Note that there are two types of numbers in this system: view numbers and proposal numbers. For a given view, potentially many nodes can make potentially many propsals for a new view, and each of these proposals has a unique proposal number. When comparing different proposals, the highest proposal number wins. To ensure that each proposal number is unique, each proposal consists of a number and the node's identifier. We provide you with a struct prop_t in paxos_protocol.h that you should use for proposal numbers; we also provide the > and >= operators for the class.

At any time a node can decide it wants to start a view change, and start Paxos off in Phase 1. If nothing goes wrong, and there are no concurrent proposals for the next view, Paxos clearly reaches agreement. However, since many nodes can become leaders at the same time, how do we ensure with good probability that there is only one leader? Each leader should delay a random amount of time before beginning phase 1; furthermore if a leader learns of another instance of Paxos started with a higher proposal number for the same view, it will delay for a random amount of time and then attempt another proposal. In this way the system will eventually converge with high probability. Note that paxos.cc already provides a dodelay() method for this purpose.

Each Paxos node must log every change to its state (in particular the n_a, v_a, and n_h fields), as well as log every view change. The provided log class does this for you; please use it without modification, as the test program depends on its output in a particular format.

To implement the complete protocol perform the following steps, which allow you to build and test the protocol incrementally.

Step One: Implement Paxos

Implement the Paxos protocol listed above, but don't worry about logging and failures yet. At the end of this step, you need only be able to run 'rsm_tester.pl 1' again.
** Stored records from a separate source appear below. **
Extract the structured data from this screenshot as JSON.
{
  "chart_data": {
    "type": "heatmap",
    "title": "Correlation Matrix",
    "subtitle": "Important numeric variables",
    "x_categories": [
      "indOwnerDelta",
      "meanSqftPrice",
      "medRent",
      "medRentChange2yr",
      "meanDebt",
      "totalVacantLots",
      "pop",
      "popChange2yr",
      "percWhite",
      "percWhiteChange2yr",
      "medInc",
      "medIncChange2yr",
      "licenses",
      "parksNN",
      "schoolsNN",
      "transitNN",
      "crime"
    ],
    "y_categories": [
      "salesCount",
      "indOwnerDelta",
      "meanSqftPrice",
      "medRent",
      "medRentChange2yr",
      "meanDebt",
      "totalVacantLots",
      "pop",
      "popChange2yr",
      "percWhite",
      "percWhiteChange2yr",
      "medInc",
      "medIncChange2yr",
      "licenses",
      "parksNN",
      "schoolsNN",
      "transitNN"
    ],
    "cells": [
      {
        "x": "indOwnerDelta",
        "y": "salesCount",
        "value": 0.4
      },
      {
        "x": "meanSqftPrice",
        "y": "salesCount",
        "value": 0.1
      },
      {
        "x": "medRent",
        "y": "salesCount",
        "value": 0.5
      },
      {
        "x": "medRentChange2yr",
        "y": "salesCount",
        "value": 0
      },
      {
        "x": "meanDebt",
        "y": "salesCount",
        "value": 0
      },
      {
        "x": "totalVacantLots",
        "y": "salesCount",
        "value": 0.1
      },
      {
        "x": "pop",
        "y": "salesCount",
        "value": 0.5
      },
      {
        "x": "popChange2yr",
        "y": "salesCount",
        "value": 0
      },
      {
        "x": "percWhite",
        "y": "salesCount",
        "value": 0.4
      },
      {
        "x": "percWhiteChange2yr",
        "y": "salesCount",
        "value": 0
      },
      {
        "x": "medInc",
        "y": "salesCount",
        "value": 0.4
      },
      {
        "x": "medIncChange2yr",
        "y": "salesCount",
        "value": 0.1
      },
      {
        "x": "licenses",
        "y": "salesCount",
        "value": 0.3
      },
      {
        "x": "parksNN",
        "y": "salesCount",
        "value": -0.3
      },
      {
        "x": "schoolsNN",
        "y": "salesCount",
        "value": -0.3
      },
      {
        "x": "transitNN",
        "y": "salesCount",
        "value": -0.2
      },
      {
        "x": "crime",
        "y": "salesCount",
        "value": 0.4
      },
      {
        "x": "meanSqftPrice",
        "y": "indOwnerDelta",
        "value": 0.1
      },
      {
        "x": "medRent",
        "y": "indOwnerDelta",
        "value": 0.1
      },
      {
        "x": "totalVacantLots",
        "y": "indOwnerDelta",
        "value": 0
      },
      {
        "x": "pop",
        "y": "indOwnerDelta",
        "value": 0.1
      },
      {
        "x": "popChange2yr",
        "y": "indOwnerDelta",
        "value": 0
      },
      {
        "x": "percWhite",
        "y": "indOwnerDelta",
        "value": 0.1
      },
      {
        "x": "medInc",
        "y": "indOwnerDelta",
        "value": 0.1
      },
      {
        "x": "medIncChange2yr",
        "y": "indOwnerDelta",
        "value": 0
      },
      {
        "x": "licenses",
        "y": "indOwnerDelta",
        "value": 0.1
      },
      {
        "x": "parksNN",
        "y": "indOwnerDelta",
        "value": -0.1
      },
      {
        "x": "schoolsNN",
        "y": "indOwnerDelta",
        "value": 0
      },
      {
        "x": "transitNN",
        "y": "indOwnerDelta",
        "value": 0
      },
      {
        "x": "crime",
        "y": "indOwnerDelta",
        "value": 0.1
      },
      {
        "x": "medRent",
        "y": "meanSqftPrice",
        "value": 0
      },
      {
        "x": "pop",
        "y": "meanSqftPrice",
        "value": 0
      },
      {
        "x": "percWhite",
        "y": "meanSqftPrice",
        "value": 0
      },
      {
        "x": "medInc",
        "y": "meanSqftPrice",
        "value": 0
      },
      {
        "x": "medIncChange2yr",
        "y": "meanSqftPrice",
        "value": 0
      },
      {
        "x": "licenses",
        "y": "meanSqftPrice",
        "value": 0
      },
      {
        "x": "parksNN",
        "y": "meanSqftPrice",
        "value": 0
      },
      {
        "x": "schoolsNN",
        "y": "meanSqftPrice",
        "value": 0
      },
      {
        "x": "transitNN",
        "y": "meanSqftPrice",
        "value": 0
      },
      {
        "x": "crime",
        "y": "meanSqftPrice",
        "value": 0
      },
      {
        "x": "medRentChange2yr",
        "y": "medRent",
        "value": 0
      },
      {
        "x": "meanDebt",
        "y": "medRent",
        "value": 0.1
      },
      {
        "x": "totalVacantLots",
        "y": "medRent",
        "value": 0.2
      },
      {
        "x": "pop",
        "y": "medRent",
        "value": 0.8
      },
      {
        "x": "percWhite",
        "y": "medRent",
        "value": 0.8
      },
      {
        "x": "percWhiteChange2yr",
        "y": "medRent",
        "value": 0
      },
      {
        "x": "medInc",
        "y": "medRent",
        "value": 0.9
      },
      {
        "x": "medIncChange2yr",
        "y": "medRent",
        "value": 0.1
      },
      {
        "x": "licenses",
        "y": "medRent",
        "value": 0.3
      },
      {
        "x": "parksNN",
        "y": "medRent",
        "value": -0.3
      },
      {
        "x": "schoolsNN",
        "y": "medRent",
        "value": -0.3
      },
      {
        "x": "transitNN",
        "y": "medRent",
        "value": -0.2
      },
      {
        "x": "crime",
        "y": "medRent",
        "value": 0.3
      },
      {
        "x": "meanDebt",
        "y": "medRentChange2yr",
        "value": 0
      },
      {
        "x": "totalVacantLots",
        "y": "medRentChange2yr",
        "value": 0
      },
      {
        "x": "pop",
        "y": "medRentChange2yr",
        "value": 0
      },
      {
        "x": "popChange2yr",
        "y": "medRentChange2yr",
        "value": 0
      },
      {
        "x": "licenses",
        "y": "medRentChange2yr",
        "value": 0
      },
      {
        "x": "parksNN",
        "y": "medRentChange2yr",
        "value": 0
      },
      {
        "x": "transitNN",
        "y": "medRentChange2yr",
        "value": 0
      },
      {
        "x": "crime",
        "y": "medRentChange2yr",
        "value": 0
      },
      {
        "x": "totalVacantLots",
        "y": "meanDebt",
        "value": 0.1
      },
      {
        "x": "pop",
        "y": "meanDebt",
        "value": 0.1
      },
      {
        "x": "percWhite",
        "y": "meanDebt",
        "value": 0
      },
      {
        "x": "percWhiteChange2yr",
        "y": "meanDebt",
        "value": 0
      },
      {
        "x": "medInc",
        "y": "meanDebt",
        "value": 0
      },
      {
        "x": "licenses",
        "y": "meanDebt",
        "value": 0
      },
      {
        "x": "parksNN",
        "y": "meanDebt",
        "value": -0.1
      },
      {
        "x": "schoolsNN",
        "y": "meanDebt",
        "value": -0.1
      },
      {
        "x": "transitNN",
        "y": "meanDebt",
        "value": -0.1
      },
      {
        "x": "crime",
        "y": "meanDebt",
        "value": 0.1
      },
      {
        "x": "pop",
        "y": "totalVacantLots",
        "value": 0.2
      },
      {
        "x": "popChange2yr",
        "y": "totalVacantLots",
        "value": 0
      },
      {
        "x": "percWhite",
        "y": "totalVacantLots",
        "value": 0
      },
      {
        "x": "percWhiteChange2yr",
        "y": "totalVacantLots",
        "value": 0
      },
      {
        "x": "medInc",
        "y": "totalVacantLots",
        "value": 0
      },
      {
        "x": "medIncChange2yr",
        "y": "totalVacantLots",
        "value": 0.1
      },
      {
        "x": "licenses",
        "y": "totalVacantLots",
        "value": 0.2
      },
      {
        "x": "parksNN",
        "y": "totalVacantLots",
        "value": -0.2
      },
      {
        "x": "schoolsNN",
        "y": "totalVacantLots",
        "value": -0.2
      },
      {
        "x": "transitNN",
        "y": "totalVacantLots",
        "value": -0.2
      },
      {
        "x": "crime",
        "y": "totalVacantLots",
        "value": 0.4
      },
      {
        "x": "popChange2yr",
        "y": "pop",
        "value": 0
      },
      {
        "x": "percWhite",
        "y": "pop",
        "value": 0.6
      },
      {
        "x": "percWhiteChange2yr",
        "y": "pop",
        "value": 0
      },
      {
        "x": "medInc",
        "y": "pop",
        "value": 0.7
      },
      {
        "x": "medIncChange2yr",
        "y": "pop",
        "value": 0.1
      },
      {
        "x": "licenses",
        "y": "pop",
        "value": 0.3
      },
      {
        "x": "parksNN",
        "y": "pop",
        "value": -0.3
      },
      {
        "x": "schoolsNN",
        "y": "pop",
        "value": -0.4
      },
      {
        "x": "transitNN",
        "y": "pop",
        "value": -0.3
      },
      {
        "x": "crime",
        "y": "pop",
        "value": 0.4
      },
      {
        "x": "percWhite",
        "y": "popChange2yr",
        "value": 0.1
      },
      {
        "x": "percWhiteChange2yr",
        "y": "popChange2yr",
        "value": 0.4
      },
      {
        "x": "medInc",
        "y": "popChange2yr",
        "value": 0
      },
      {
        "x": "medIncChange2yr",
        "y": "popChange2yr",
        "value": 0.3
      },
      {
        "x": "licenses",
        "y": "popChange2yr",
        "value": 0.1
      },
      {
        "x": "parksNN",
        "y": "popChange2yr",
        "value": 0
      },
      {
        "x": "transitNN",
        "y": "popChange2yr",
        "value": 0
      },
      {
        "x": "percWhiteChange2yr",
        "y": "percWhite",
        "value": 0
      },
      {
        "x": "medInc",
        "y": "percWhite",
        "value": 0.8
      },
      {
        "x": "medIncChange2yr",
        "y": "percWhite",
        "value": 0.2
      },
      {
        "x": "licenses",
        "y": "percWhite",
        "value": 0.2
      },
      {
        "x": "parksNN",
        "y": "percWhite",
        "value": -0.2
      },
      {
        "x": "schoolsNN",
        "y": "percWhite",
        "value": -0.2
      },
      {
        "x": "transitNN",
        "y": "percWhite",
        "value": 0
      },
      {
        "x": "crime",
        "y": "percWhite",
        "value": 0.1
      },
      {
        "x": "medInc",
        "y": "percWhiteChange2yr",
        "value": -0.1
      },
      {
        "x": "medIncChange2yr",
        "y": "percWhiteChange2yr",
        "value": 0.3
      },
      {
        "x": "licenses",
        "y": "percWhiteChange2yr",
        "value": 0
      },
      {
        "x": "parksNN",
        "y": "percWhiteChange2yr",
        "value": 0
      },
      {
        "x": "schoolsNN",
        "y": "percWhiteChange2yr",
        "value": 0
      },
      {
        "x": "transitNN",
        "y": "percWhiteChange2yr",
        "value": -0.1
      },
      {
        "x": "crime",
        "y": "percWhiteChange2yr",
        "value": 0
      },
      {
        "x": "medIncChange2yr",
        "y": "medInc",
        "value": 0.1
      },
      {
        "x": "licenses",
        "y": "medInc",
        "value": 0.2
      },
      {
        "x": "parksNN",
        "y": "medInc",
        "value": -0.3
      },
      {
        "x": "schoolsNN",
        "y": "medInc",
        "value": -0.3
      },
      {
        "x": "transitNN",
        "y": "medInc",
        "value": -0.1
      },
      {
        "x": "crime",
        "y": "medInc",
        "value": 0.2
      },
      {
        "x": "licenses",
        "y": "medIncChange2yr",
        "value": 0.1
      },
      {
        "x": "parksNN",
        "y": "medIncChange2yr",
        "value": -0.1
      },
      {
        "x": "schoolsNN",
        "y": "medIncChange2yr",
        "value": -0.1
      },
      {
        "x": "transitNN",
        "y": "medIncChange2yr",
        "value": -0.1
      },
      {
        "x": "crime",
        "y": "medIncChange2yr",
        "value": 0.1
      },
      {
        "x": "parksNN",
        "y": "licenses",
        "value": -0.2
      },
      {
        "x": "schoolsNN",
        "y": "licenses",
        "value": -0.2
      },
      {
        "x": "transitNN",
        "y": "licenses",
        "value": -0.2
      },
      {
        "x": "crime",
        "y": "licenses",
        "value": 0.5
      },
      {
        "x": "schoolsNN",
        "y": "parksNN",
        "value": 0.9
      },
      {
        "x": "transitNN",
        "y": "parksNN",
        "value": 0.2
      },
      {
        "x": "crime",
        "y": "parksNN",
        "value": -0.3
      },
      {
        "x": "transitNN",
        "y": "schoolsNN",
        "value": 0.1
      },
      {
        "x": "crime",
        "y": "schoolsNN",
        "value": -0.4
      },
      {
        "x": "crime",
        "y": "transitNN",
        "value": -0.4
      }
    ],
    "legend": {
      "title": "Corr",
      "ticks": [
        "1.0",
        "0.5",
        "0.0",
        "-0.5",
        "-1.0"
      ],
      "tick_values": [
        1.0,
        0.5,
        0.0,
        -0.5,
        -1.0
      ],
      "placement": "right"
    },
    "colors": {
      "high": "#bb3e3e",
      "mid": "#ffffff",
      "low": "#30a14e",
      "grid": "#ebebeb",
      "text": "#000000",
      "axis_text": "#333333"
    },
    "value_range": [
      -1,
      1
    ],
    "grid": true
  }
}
To begin, make a small change to your rsm object in order to use Paxos. It should initialize a paxos object in the constructor, using the same view and rpcs objects as the rsm. (It no longer needs to set the master on the view object.)

Then of course you must also fill in the paxos skeleton class with your Paxos implementation. Try to follow the pseudocode provided above, and use the RPC protocol we provide in paxos_protocol.h. Note that though the pseudocode shows different types of responses to each kind of RPC, our protocol combines these responses into one type of return structure. For example, the prepareres struct can act as a prepareres, an oldview, or a reject message, depending on the situation. Be aware that you may not need all fields in all the messages for this step, but you will probably find them useful in later steps.

Now, when the first node starts, it will call the paxos constructor, and it should initialize view 1 to itself. When the second node starts, it will also call the paxos constructor, and it should try to invoke Paxos to make view 1, sending node 1 its proposed view. Node 1 will inform node 2 that view 1 already exists (and provide it will the value). Node 2 should switch to view 1. Then, it should try to create view 2 in order to get a view that includes itself. A similar sequence will occur for subsequent joins.

Once this works, you should be able to pass 'rsm_tester.pl 1'.

Step Two: Simple failures

Next you should handle the simple failure cases of a single slave or master failing, as you did in Lab 7.

When dealing with failed nodes, rsm no longer needs to remove members from the view or call set_master -- these can be replaced by calling change on the paxos object. (You should probably remove the break statement in the heartbeater thread, as it allows only one change to a new master.)

RSM objects should not process any invoked requests while Paxos is unstable. To accomplish this, you should add a BUSY status message to the RSM client protocol, and return it whenever stable() returns true for the paxos object. The rsm_client should wait for a small amount of time after receiving a BUSY, and then try again. Furthermore, the rsm_client should periodically fetch a list of the current replicas periodically (perhaps whenever it receives a NOTMASTER status).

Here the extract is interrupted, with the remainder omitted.